A few hours later, Kirk Vanderbur was dead at age 24. His body was found on a private shooting range in tiny Hubert, N.C., shot not once but twice - in the stomach and the head - with two separate weapons found lying 10 feet apart.
Ten months later, a 270-page Navy investigative report reached the same conclusion a local sheriff had announced two days after the extraordinary death: Vanderbur had committed suicide.
The Navy report portrayed Vanderbur as a tormented young man with serious girlfriend and money problems. It said he was torn by feelings of "inadequacy and unworthiness" that drove him to suicide.

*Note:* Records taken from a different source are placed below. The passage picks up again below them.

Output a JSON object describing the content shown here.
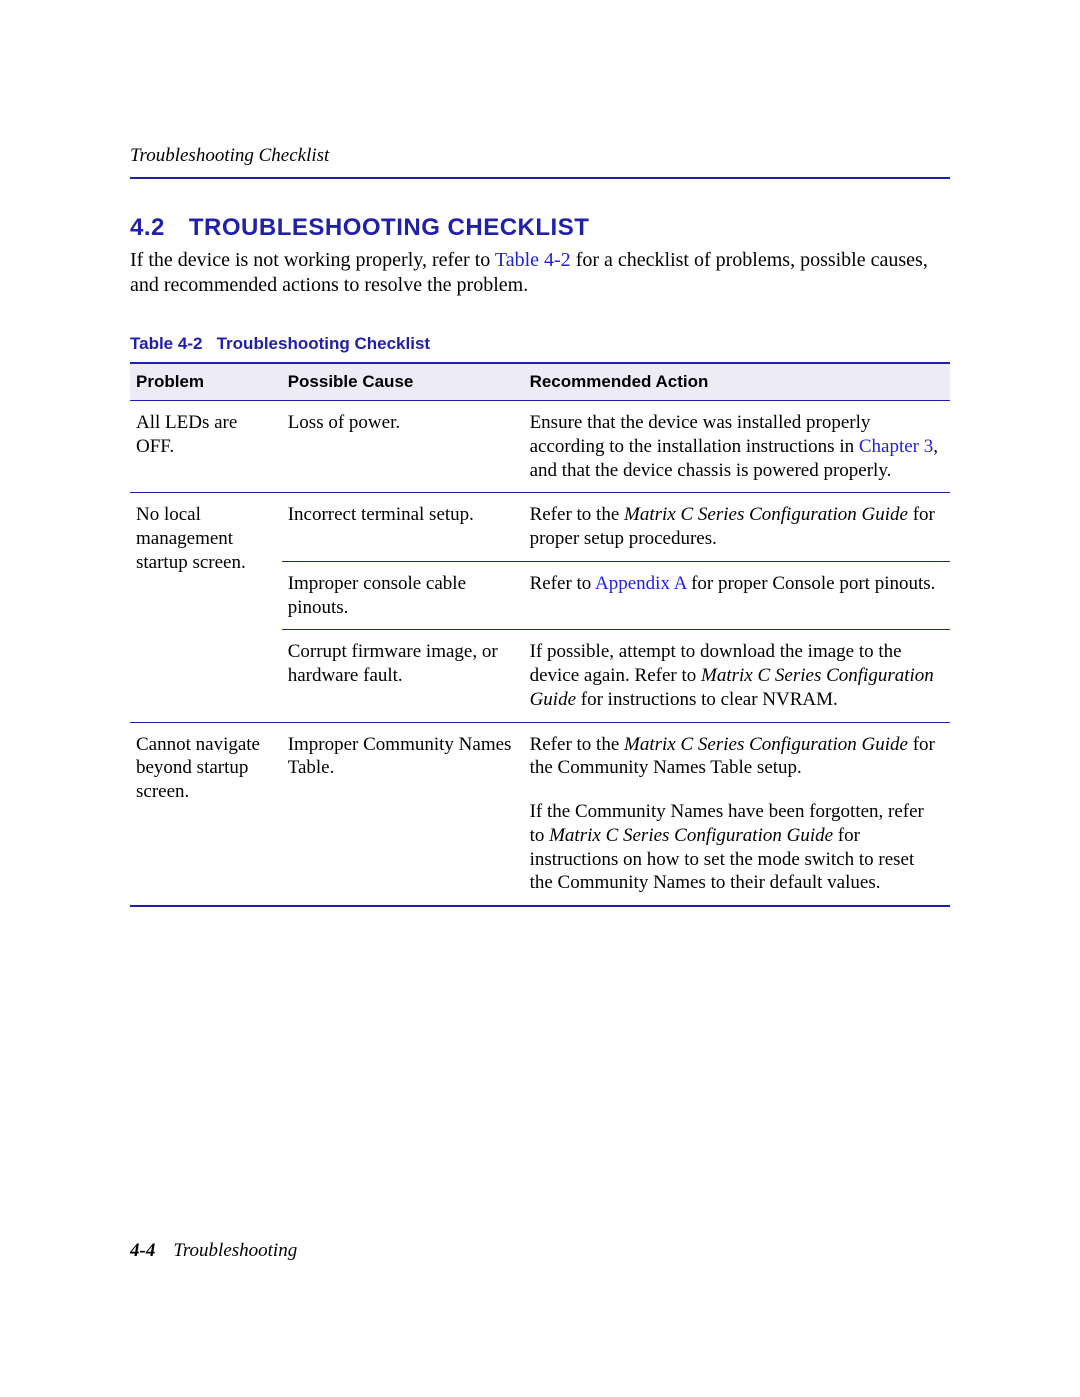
{
  "colors": {
    "brand_blue": "#2020aa",
    "link_blue": "#2020e0",
    "header_fill": "#ecebf7",
    "page_bg": "#ffffff",
    "text": "#000000"
  },
  "typography": {
    "body_font": "Times New Roman",
    "heading_font": "Arial",
    "body_fontsize_pt": 15,
    "heading_fontsize_pt": 18,
    "table_header_fontsize_pt": 13
  },
  "running_header": "Troubleshooting Checklist",
  "section": {
    "number": "4.2",
    "title": "TROUBLESHOOTING CHECKLIST"
  },
  "intro": {
    "pre": "If the device is not working properly, refer to ",
    "xref": "Table 4-2",
    "post": " for a checklist of problems, possible causes, and recommended actions to resolve the problem."
  },
  "table": {
    "caption_label": "Table 4-2",
    "caption_title": "Troubleshooting Checklist",
    "columns": [
      "Problem",
      "Possible Cause",
      "Recommended Action"
    ],
    "col_widths_pct": [
      18.5,
      29.5,
      52
    ],
    "rows": [
      {
        "problem": "All LEDs are OFF.",
        "cause": "Loss of power.",
        "action_pre": "Ensure that the device was installed properly according to the installation instructions in ",
        "action_xref": "Chapter 3",
        "action_post": ", and that the device chassis is powered properly."
      },
      {
        "problem": "No local management startup screen.",
        "cause": "Incorrect terminal setup.",
        "action_pre": "Refer to the ",
        "action_italic": "Matrix C Series Configuration Guide",
        "action_post": " for proper setup procedures."
      },
      {
        "cause": "Improper console cable pinouts.",
        "action_pre": "Refer to ",
        "action_xref": "Appendix A",
        "action_post": " for proper Console port pinouts."
      },
      {
        "cause": "Corrupt firmware image, or hardware fault.",
        "action_pre": "If possible, attempt to download the image to the device again. Refer to ",
        "action_italic": "Matrix C Series Configuration Guide",
        "action_post": " for instructions to clear NVRAM."
      },
      {
        "problem": "Cannot navigate beyond startup screen.",
        "cause": "Improper Community Names Table.",
        "action_pre": "Refer to the ",
        "action_italic": "Matrix C Series Configuration Guide",
        "action_post": " for the Community Names Table setup."
      },
      {
        "action_pre": "If the Community Names have been forgotten, refer to ",
        "action_italic": "Matrix C Series Configuration Guide",
        "action_post": " for instructions on how to set the mode switch to reset the Community Names to their default values."
      }
    ]
  },
  "footer": {
    "page_num": "4-4",
    "chapter": "Troubleshooting"
  }
}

That conclusion was not based on physical evidence. It was the result of a ''psychological autopsy" - a controversial post-mortem evaluation based on comments from Vanderbur's friends, co-workers and family members, and a study of his writings.

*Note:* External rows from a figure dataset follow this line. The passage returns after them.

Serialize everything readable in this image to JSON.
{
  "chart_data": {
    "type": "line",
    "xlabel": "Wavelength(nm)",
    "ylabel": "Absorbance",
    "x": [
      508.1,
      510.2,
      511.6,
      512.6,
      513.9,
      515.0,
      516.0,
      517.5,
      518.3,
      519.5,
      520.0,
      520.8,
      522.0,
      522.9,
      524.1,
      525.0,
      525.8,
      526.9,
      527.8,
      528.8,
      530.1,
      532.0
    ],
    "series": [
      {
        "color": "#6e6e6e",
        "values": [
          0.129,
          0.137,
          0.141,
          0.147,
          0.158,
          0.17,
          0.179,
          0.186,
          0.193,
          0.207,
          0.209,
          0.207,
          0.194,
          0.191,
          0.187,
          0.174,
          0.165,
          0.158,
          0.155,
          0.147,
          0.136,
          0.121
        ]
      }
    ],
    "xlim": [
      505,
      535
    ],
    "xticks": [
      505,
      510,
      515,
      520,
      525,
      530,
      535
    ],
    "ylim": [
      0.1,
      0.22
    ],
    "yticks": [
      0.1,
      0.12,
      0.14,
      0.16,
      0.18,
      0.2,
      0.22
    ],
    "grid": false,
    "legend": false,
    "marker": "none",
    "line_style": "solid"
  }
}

The procedure is the same one the Navy relied on in 1989, after an explosion aboard the USS Iowa killed 47 sailors. The Navy falsely accused one of the dead men, Gunner's Mate Clayton Hartwig, of sabotaging a gun turret as part of a suicide attempt.
A psychological autopsy prepared for the Navy by the FBI portrayed Hartwig as an antisocial, suicidal loner.
Nine months after the explosion, a panel of psychologists harshly criticized the Hartwig analysis as improper and invalid. A congressional inquiry said investigators, relying on the analysis, made false assumptions and sought only evidence that reinforced their preconceived notions about Hartwig.
Scientists later concluded through lab tests that the Iowa explosion was an accident. The Navy publicly apologized to Hartwig's family.
Four years after the Iowa debacle, the military still uses psychological autopsies to buttress rulings of suicide in suspicious deaths of servicemen, despite misgivings by psychologists about their reliability.